Probabilmente la vera ragione per cui il governo di sinistra vuole introdurre una legislazione di ius soli riguarda non i minorenni, ma i loro genitori: per un bambino straniero in Italia non cambia niente avere la nazionalità italiana subito piuttosto che a 18-20 anni, ma per i suoi genitori la cosa può fare una grossa differenza. Chi ha un figlio divenuto italiano non potrà essere allontanato dall’Italia perché è rimasto disoccupato e quindi non gli viene rinnovato il permesso di soggiorno, o perché dopo tanti anni di ricorsi la sua domanda per essere riconosciuto come rifugiato è stata respinta. Un minorenne con la cittadinanza italiana vale tanto oro quanto pesa per la sua famiglia che la cittadinanza italiana ancora non ce l’ha. Perché credete che in Europa arrivino attraverso l’emigrazione illegale tanti minorenni non accompagnati? Sono minorenni, non possono essere espulsi, le famiglie di origine contano nel tempo di ricongiungersi a loro in terra europea.
Il governo di sinistra evidentemente vuole captare la benevolenza politica di questi immigrati, e in prospettiva il loro voto. Dal punto di vista utilitaristico degli uni e degli altri, lo ius soli pare dunque un buon affare. Ma è buono veramente, per le famiglie di immigrati e per l’Italia in generale? C’è da dubitarne assai. Un figlio che diventa italiano prima del genitore non è una buona prospettiva per un immigrato: questo fatto potrebbe accentuare il distacco generazionale, alimentare un’estraneità fra genitori e figli. L’integrazione di un ragazzo immigrato al mainstream italiano senza la mediazione familiare può avere esiti socialmente perversi. Dall’Olanda arriva una lezione su cui riflettere, portata alla mia attenzione dal direttore dell’Istat olandese Kim Putters. Costui, ex senatore socialista non sospettabile di pregiudizi etnici o razziali, mi spiegava che se si vanno a vedere le statistiche dei due gruppi di immigrati più numerosi in Olanda, marocchini e turchi (entrambe le comunità contano circa 400 mila unità), i primi risultano più integrati dei secondi: sono più secolarizzati e parlano meglio l’olandese.

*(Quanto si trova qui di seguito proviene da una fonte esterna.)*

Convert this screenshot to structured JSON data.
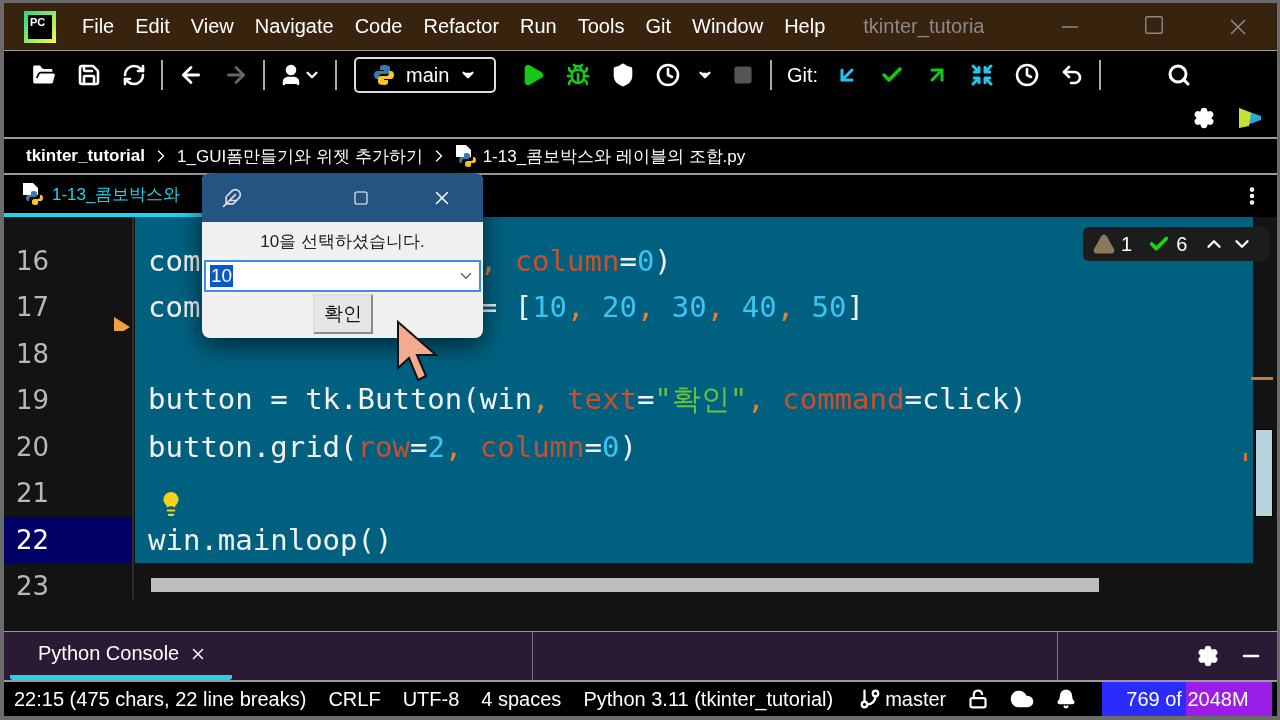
{
  "window": {
    "title": "tkinter_tutoria",
    "logo_text": "PC"
  },
  "menu": [
    {
      "label": "File"
    },
    {
      "label": "Edit"
    },
    {
      "label": "View"
    },
    {
      "label": "Navigate"
    },
    {
      "label": "Code"
    },
    {
      "label": "Refactor"
    },
    {
      "label": "Run"
    },
    {
      "label": "Tools"
    },
    {
      "label": "Git"
    },
    {
      "label": "Window"
    },
    {
      "label": "Help"
    }
  ],
  "toolbar": {
    "run_config": "main",
    "git_label": "Git:",
    "forward_disabled": true,
    "stop_disabled": true
  },
  "breadcrumb": [
    {
      "label": "tkinter_tutorial",
      "kind": "project"
    },
    {
      "label": "1_GUI폼만들기와 위젯 추가하기",
      "kind": "folder"
    },
    {
      "label": "1-13_콤보박스와 레이블의 조합.py",
      "kind": "file"
    }
  ],
  "editor_tabs": [
    {
      "label": "1-13_콤보박스와",
      "selected": true
    }
  ],
  "editor": {
    "inspections": {
      "warnings": "1",
      "typos": "6"
    },
    "lines": [
      {
        "selected": true,
        "current": false
      },
      {
        "number": "16",
        "selected": true,
        "current": false,
        "tokens": [
          {
            "text": "com",
            "kind": "plain"
          }
        ],
        "tokens_right": [
          {
            "text": ",",
            "kind": "comma"
          },
          {
            "text": " column",
            "kind": "param"
          },
          {
            "text": "=",
            "kind": "plain"
          },
          {
            "text": "0",
            "kind": "number"
          },
          {
            "text": ")",
            "kind": "plain"
          }
        ]
      },
      {
        "number": "17",
        "selected": true,
        "current": false,
        "marker": true,
        "tokens": [
          {
            "text": "com",
            "kind": "plain"
          }
        ],
        "tokens_right": [
          {
            "text": "= [",
            "kind": "plain"
          },
          {
            "text": "10",
            "kind": "number"
          },
          {
            "text": ",",
            "kind": "comma"
          },
          {
            "text": " 20",
            "kind": "number"
          },
          {
            "text": ",",
            "kind": "comma"
          },
          {
            "text": " 30",
            "kind": "number"
          },
          {
            "text": ",",
            "kind": "comma"
          },
          {
            "text": " 40",
            "kind": "number"
          },
          {
            "text": ",",
            "kind": "comma"
          },
          {
            "text": " 50",
            "kind": "number"
          },
          {
            "text": "]",
            "kind": "plain"
          }
        ]
      },
      {
        "number": "18",
        "selected": true,
        "current": false
      },
      {
        "number": "19",
        "selected": true,
        "current": false,
        "tokens": [
          {
            "text": "button = tk.Button(win",
            "kind": "plain"
          },
          {
            "text": ",",
            "kind": "comma"
          },
          {
            "text": " text",
            "kind": "param"
          },
          {
            "text": "=",
            "kind": "plain"
          },
          {
            "text": "\"확인\"",
            "kind": "string"
          },
          {
            "text": ",",
            "kind": "comma"
          },
          {
            "text": " command",
            "kind": "param"
          },
          {
            "text": "=click)",
            "kind": "plain"
          }
        ]
      },
      {
        "number": "20",
        "selected": true,
        "current": false,
        "tokens": [
          {
            "text": "button.grid(",
            "kind": "plain"
          },
          {
            "text": "row",
            "kind": "param"
          },
          {
            "text": "=",
            "kind": "plain"
          },
          {
            "text": "2",
            "kind": "number"
          },
          {
            "text": ",",
            "kind": "comma"
          },
          {
            "text": " column",
            "kind": "param"
          },
          {
            "text": "=",
            "kind": "plain"
          },
          {
            "text": "0",
            "kind": "number"
          },
          {
            "text": ")",
            "kind": "plain"
          }
        ]
      },
      {
        "number": "21",
        "selected": true,
        "current": false,
        "intention": true
      },
      {
        "number": "22",
        "selected": true,
        "current": true,
        "tokens": [
          {
            "text": "win.mainloop()",
            "kind": "plain"
          }
        ]
      },
      {
        "number": "23",
        "selected": false,
        "current": false
      }
    ]
  },
  "dialog": {
    "message": "10을 선택하셨습니다.",
    "combo_value": "10",
    "button": "확인"
  },
  "tool_window": {
    "tabs": [
      {
        "label": "Python Console",
        "selected": true
      }
    ]
  },
  "status_bar": {
    "items": [
      "22:15 (475 chars, 22 line breaks)",
      "CRLF",
      "UTF-8",
      "4 spaces",
      "Python 3.11 (tkinter_tutorial)"
    ],
    "branch": "master",
    "memory": {
      "text": "769 of 2048M",
      "level": 0.49
    }
  }
}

Eppure il 70 per cento dei marocchini ha problemi con la legge prima del compimento del trentesimo anno di età per reati contro il patrimonio o a sfondo sessuale, mentre il tasso di criminalità dei turchi è identico o inferiore a quello degli olandesi autoctoni. A proteggere i giovani turchi da passi falsi non è l’integrazione, ma il suo contrario: la coesione familiare, l’introversione del gruppo, il relativo isolamento dal resto della società, l’essere più turchi che olandesi in tutti i sensi. Per avere uomini retti e buoni cittadini la famiglia, cioè il sangue, è più importante del suolo.